Pour les agriculteurs, cela implique de s’inscrire dans une démarche de conservation. Il s’agit de travailler les sols le moins possible, en limitant le nombre et la profondeur des labours et en favorisant les semis directs dans les champs. La couverture végétale permanente des sols et l’ajustement des techniques de fertilisation doivent être aussi considérés. L’attention apportée à la reforestation est pertinente dans la lutte pour le climat, mais une forêt s’impose durablement sur un territoire et ne peut couvrir toutes les surfaces, puisque nous devons subvenir à nos besoins. Les terres agricoles ont l’avantage de ne pas engager les générations futures, leur usage pouvant évoluer à tout moment, et de pouvoir être des alliées dans notre lutte contre les gaz à effet de serre. La préservation des écosystèmes non exploités par l’Homme, en particulier les tourbières où s’accumulent des mètres de matière organique non décomposée, est par ailleurs stratégique.

Alain DELAVEAU, Docteur ingénieur membre du Conseil scientifique du Parc naturel régional du Morvan

Le mot de l’expert

La limitation voire l’interdiction de l’artificialisation des sols est évidemment incontournable pour que ceux-ci puissent assurer une fonction de puits de carbone. Mais malgré l’enjeu, on constate combien les freins sont présents sur le terrain. La loi Climat et résilience votée en 2021, qui vise notamment à restreindre l’artificialisation des sols, a été décriée par certains parce qu’elle n’était pas assez volontariste, qu’elle ne faisait pas avancer assez vite. A contrario, une fois adoptée, les communes rechignent à laisser les sols en vie, car elles veulent poursuivre leur développement comme autrefois.

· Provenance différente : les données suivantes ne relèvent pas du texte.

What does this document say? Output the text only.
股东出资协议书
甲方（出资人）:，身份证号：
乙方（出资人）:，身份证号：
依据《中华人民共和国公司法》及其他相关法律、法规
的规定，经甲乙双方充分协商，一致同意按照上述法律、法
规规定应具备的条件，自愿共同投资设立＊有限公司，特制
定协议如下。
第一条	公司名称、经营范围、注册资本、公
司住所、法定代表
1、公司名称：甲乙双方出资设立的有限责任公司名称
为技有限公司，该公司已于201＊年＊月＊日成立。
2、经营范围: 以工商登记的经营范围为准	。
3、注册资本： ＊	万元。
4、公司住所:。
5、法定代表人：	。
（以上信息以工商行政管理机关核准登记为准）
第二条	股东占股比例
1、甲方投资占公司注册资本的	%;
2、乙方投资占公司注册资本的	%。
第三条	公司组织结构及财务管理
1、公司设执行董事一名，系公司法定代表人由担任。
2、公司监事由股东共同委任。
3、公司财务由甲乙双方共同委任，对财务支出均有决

Il nous faut collectivement prendre conscience de tout l’intérêt de ces mesures en faveur des sols et agir sans relâche.

Pour en savoir plus

Deux conseils de lecture pour nourrir les réflexions sur le sol : L’origine du monde, une histoire naturelle du sol à l’intention de ceux qui le piétinent, de Marc-André Selosse et Le sol, enquête sur un bien en péril, de Frédéric Denhez.

Mini-glossaire

Biomasse : ensemble de la matière organique.

INRAE : l’Institut National de Recherche pour l’Agriculture, l’Alimentation et l’Environnement.

Matière organique : matière carbonée fabriquée par les êtres vivants.

Phytoplancton : algues microscopiques aquatiques.